Human populations influence the habitat and breeding patterns of mosquitoes in a kind of domino effect. For example, pesticide use is spreading in ponds and other small bodies of water, killing the fish and removing the natural predators that would otherwise eat mosquito larvae and keep insect populations low.

During South Africa’s rainy season in 2016-17, researchers caught 3,918 female mosquitoes from 39 different species both inside and outside the national park.

The mosquito incidence outside the park – in human-dominated areas – was almost three times higher than inside the park. And there was a significant difference in mosquito species composition, with the species known to spread diseases (such as dengue, West Nile virus, chikungunya, yellow fever, and Zika virus) more often outside the park than inside.

“It seems to suggest that disease-causing mosquito species certainly do better in human-altered environments,” Beechler said, although she found that at this stage it is difficult to determine why it is.

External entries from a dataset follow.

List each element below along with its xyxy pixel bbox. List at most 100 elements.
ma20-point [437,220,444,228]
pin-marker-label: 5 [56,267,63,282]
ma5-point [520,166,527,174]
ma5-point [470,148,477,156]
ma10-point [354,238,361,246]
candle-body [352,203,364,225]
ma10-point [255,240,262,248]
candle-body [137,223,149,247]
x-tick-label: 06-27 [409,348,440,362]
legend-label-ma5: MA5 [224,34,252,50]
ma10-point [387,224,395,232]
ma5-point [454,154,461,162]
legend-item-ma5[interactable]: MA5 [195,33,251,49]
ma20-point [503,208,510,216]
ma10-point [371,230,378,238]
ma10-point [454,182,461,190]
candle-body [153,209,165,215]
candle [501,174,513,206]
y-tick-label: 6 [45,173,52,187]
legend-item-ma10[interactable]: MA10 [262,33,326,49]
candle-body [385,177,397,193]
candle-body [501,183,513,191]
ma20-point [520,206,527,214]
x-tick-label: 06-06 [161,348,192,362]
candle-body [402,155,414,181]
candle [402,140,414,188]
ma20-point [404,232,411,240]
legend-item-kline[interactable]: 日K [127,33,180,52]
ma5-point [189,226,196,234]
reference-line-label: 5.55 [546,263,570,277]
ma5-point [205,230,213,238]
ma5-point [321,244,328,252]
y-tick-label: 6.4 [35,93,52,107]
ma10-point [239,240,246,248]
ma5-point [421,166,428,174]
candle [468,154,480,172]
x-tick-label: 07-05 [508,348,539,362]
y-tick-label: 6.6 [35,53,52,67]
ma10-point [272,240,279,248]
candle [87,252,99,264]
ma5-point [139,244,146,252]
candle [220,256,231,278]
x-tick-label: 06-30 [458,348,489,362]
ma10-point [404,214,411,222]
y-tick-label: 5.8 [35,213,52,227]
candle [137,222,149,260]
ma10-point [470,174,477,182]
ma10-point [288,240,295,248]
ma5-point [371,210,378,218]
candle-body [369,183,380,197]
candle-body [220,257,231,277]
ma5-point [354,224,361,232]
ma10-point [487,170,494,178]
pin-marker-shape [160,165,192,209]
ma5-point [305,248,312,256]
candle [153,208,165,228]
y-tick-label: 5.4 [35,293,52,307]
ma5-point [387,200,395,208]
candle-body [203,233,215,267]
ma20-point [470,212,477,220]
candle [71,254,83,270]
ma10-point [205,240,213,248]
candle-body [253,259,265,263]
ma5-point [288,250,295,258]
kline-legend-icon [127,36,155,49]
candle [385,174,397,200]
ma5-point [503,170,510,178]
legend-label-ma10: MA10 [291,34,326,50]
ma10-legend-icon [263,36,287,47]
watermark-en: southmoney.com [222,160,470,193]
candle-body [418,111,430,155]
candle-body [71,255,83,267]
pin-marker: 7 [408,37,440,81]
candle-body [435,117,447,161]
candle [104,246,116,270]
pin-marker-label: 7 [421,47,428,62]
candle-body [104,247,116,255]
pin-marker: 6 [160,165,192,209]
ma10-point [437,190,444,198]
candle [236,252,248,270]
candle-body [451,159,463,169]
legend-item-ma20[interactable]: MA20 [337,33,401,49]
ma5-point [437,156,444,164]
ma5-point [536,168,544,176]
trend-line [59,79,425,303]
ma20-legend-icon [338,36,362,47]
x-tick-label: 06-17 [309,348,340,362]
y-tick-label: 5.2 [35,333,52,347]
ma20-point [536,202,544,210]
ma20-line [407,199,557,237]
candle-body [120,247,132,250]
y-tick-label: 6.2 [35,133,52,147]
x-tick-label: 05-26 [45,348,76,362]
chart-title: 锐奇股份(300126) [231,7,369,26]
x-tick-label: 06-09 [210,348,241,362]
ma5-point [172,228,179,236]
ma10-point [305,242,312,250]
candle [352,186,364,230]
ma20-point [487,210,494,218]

Further studies are needed to understand the environmental requirements of different mosquito species.

There are some success stories with current mosquito control strategies. Beechler cited a technique in the Caribbean that asked residents to introduce fish into nearby stagnant water so the fish can eat mosquito larvae before they have time to hatch.

And several countries have experimented with releasing groups of sterile mosquitoes into the wild so that they can eat and ingest resources but not reproduce.

“But none of these target disease-carrying mosquitoes, unlike non-disease-carrying mosquitoes,” she said. “It’s just that all mosquitoes are the same.”

Vector-borne diseases are not a pressing problem in Oregon right now, although there are several different types of mosquitoes in the state and some are known to spread the West Nile virus.

However, mosquitos with malaria, zika and chikungunya have all broken new ground in recent years.

“With climate change, the distribution of mosquitoes and the distribution of diseases will likely change,” said Beechler. “So it would be nice to know how to attack these species before that happens.”


Journal reference:

M. Schrama et al. (2020) Human practices promote the presence and frequency of disease-transmitting mosquito species. Scientific reports.